Mashila, who is currently serving as chairperson of the Labour Desk Forum (LDF), is aware of socio economic issues within the district.

“Young people between the ages of 15 -35 make up 85% of the unemployed in this ward,” she said. “The escalating school drop-out rates, lack of financial resources for matriculants to enhance their tertiary careers and lack of skills development are some of the core reasons why youth unemployment is still a key challenge in the community,” she said.

Only 61.6% of the ward population has access to clean drinking water and sanitation. Refuse removal is a priority for my ward. Waste is collected every Tuesday.

My parents were very vocal about Mashila’s leadership style. My father, Johannes Molwagae, feels that she has failed our community. “It’s only now with the upcoming elections that she decided to install a waterline for people who have been living without access to sanitation and sewerage for the past few years,’’ he said. “She also set up 50 solar panels in Maramane, which falls within her ward.”

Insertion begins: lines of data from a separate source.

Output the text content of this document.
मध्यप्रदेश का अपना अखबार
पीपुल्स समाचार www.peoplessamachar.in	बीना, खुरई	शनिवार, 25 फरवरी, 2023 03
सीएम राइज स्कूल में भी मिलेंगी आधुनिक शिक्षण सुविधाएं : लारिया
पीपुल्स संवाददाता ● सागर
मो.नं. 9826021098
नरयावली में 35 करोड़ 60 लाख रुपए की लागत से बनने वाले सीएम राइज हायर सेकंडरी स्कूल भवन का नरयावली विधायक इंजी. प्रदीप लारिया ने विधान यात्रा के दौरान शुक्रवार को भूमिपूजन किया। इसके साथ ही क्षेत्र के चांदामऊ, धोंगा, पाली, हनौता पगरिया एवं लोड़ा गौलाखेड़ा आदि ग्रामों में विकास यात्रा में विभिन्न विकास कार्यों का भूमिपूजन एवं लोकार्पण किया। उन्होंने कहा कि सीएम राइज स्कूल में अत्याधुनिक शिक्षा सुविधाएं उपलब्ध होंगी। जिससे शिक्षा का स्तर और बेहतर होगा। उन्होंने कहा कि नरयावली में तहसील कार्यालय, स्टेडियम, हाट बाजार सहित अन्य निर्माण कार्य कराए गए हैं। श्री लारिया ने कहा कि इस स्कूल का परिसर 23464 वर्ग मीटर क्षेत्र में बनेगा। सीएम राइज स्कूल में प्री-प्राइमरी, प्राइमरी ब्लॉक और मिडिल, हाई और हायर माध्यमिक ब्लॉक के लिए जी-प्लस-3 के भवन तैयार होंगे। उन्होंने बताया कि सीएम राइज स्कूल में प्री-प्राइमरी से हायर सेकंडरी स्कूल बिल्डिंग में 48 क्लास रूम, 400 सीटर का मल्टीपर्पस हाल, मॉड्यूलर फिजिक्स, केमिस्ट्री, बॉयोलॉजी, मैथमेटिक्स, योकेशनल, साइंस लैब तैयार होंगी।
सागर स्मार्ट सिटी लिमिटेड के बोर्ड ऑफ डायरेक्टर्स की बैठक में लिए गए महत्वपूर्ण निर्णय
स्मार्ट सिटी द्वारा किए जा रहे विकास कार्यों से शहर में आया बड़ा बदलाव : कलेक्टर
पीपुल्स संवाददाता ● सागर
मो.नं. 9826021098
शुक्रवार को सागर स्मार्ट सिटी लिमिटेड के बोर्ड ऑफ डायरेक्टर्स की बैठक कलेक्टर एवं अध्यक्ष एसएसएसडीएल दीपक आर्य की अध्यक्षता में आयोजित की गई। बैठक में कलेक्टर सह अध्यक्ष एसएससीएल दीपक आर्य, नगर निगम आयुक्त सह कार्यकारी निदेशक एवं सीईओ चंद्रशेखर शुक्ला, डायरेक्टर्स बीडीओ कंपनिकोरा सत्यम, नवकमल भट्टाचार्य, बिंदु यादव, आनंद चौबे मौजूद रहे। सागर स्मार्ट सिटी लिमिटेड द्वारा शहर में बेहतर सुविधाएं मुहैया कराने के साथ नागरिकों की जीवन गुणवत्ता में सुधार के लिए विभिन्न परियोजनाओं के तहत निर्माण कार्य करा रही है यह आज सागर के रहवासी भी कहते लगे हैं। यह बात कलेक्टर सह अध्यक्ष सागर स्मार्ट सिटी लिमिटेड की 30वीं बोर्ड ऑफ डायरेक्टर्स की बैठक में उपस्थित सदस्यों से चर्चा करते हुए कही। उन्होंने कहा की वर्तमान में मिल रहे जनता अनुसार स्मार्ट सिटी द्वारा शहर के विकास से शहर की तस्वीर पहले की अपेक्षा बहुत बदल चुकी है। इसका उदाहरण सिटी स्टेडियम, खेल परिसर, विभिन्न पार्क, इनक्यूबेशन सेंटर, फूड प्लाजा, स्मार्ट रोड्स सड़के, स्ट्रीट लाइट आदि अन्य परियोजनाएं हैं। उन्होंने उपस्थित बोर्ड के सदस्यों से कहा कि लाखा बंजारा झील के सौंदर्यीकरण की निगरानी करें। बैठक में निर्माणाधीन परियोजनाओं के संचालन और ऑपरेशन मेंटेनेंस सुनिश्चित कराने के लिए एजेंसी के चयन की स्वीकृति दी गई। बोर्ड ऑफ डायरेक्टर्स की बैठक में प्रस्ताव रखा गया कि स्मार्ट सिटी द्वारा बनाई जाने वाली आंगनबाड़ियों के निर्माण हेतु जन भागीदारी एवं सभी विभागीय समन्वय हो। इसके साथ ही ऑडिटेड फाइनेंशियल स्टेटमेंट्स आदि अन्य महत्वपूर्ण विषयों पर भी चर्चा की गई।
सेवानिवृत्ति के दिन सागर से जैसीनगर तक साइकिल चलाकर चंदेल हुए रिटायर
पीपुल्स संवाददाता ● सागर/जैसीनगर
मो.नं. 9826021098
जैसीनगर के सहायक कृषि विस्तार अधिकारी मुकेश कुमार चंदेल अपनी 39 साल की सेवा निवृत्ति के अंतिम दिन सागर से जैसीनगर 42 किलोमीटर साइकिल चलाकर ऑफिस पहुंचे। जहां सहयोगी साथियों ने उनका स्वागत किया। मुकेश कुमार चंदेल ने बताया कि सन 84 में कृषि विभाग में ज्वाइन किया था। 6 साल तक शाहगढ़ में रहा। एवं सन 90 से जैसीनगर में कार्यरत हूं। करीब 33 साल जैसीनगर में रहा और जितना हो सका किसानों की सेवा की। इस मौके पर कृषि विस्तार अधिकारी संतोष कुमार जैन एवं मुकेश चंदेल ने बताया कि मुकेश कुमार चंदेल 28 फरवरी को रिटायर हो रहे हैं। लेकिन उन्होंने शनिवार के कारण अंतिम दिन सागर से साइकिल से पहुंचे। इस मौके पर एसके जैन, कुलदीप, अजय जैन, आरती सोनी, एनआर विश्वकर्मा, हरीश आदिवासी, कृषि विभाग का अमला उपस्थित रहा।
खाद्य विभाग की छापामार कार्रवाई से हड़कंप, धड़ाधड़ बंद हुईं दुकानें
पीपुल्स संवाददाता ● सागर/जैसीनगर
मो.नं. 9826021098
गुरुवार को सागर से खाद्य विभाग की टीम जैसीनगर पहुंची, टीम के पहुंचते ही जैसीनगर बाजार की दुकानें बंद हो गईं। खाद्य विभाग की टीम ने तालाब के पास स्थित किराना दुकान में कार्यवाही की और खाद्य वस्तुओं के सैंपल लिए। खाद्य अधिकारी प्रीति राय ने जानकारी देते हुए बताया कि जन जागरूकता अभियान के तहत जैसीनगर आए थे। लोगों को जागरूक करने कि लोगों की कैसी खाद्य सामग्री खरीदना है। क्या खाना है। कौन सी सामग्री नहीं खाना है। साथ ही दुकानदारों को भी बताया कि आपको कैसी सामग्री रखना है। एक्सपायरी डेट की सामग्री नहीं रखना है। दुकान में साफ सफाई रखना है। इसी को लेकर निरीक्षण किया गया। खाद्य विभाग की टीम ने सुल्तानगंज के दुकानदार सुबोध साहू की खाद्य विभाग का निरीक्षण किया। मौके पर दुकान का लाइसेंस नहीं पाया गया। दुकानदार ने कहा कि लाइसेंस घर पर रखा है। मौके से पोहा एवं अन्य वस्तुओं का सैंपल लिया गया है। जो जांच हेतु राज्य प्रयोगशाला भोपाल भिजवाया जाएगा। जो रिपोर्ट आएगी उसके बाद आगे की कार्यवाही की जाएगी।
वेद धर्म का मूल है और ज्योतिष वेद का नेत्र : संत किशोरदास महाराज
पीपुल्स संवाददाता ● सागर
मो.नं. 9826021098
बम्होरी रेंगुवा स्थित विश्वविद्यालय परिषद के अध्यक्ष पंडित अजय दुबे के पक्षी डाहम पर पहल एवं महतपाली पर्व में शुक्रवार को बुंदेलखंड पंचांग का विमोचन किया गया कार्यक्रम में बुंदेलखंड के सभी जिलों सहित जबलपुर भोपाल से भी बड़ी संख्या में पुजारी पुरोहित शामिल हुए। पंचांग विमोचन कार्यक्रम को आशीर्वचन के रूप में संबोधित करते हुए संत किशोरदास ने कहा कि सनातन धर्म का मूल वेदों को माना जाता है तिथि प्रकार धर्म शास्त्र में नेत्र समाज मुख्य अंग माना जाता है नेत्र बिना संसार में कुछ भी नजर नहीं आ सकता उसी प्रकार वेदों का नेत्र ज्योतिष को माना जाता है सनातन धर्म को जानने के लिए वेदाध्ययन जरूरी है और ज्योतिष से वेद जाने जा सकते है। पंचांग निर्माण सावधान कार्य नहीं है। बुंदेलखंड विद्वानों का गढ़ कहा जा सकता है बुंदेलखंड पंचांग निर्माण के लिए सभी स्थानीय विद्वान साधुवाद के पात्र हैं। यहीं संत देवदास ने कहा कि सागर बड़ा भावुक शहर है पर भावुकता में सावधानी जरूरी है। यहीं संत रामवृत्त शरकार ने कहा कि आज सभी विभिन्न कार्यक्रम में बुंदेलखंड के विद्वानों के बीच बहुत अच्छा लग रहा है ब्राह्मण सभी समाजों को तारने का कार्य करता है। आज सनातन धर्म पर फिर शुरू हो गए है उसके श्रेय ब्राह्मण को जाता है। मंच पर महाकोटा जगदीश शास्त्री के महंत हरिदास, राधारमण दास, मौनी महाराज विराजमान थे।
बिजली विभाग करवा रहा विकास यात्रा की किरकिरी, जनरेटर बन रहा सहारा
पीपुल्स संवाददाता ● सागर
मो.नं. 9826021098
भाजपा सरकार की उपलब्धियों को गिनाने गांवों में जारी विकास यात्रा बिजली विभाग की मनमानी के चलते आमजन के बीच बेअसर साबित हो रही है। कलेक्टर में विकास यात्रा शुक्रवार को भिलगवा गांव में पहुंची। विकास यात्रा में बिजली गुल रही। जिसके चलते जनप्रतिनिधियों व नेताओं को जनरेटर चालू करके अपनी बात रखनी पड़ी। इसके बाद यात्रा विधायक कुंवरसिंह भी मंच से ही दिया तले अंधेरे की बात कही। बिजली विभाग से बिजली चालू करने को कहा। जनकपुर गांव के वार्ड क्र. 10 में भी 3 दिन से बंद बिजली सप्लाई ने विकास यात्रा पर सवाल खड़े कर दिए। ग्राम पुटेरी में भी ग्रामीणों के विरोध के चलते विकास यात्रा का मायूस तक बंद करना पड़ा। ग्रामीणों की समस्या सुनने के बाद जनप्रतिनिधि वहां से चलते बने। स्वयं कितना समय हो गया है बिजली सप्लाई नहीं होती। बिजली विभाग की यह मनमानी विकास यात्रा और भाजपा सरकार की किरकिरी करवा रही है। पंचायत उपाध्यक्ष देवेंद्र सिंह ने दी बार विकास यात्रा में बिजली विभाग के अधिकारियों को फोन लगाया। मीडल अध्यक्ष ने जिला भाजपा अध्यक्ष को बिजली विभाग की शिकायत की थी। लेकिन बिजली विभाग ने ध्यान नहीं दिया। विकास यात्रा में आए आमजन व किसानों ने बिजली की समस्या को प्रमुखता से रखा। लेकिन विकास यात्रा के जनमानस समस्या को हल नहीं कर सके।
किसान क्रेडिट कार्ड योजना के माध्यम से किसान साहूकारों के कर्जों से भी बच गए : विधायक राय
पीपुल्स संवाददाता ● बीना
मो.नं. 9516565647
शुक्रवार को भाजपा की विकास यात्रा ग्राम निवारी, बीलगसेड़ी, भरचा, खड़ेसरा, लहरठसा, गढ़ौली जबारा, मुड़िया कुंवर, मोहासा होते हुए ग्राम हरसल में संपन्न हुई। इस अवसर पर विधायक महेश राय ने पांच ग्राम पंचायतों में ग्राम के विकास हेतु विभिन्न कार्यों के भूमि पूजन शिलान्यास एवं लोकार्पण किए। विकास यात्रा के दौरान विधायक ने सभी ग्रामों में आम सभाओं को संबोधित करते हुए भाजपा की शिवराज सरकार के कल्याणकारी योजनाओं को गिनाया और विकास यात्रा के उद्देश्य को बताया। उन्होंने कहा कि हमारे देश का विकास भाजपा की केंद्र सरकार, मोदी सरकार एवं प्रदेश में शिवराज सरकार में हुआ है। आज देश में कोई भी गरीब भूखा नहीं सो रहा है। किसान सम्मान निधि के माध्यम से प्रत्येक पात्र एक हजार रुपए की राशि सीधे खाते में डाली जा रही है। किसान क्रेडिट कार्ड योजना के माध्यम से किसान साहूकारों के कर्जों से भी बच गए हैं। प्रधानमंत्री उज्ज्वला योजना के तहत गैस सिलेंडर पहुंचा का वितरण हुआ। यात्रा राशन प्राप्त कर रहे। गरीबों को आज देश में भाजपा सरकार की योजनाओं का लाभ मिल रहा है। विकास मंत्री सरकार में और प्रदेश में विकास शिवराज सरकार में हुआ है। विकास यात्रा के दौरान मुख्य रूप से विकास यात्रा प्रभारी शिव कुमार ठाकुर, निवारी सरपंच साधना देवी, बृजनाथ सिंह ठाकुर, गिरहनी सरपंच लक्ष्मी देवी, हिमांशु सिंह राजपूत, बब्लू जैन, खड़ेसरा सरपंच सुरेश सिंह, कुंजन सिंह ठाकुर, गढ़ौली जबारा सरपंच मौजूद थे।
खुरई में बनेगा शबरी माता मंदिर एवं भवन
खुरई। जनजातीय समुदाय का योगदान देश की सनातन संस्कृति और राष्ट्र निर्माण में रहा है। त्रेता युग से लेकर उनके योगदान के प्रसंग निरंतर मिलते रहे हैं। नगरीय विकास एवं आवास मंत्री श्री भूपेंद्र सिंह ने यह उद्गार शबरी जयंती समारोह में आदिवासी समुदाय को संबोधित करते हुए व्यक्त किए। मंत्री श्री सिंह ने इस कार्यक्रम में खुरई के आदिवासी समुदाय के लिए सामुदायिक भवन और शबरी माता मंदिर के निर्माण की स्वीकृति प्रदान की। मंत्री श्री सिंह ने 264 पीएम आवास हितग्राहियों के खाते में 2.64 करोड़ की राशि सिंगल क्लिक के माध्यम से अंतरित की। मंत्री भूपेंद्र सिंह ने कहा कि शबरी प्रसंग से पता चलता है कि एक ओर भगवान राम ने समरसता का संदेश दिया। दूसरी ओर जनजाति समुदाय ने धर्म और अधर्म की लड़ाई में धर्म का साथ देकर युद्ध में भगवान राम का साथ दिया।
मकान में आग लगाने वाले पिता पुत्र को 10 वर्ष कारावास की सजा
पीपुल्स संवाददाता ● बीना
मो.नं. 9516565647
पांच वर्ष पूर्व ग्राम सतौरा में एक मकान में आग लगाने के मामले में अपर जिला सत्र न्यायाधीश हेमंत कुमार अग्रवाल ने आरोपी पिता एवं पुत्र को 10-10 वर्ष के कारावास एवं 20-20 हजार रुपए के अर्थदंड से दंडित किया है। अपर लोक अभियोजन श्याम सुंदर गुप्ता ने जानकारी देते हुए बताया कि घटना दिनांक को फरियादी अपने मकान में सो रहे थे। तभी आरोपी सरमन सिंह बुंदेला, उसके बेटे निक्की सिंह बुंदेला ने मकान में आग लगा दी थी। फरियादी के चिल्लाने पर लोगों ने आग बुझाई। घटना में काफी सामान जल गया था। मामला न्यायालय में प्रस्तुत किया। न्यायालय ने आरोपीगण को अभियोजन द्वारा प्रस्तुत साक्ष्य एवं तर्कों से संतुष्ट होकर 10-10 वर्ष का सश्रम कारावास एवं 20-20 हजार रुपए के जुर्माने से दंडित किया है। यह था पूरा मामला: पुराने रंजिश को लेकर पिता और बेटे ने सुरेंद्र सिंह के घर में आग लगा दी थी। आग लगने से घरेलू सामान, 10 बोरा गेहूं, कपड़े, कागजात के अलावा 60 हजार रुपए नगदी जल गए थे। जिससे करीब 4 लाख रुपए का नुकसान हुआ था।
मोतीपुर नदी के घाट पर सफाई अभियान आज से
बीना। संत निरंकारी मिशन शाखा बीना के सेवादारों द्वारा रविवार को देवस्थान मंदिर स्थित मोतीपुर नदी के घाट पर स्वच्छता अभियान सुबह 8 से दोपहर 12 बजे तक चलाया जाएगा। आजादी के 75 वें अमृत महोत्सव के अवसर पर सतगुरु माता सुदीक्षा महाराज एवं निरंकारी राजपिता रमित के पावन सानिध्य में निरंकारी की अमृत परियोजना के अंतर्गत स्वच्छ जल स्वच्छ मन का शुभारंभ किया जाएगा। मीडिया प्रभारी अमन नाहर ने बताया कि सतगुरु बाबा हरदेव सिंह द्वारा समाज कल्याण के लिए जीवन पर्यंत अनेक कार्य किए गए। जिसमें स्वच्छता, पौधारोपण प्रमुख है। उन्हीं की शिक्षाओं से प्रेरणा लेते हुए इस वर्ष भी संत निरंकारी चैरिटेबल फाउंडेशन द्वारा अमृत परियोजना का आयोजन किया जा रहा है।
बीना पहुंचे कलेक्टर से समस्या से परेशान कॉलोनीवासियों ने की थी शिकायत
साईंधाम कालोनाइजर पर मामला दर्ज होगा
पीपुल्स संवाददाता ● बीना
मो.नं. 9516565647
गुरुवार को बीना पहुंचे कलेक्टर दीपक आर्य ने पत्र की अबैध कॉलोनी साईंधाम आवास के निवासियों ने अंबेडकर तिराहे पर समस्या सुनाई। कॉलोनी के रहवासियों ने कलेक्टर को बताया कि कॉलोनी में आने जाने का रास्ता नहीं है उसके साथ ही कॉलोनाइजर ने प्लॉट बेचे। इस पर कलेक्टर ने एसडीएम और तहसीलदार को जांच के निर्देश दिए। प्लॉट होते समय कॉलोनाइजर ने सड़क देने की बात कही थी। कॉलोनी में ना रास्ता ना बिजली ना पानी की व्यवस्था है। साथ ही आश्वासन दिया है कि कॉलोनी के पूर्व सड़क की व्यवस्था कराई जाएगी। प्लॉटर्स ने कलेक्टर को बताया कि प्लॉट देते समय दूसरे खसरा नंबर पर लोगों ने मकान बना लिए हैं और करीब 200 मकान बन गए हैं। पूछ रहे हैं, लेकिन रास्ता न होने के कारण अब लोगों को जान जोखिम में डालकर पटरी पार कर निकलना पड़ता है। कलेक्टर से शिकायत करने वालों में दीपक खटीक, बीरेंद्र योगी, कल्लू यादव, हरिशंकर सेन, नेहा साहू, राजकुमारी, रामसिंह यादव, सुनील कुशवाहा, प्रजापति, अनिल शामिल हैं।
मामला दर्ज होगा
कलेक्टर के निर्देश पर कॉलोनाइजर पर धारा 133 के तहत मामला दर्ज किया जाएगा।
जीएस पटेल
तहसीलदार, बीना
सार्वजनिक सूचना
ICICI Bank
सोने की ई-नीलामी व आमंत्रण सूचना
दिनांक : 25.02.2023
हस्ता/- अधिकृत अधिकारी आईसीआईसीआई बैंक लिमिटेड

My mother, Florah Molwagae, added her bit. “She hardly ever calls regular ward meetings to inform people about the latest developments and about job opportunities for the unemployed,” she said.

I cannot wait to see how the local elections will unfold. People have become aware of the empty promises political parties make. Save Tsantsabane Coalition (STC), is a newly established political party formed because of this awareness and they mean serious business. Over the past few months they have been campaigning to recruit members to join their movement.

Will I be voting? Definitely! If we want to see radical changes in our ward, we need to nominate suitable candidates who will pledge themselves and fight for the interests of the community. I need to be part of a generation that has a say in matters that concern them.

The six hour bus ride is long, but it will certainly give me enough time to decide on who I put my cross next to.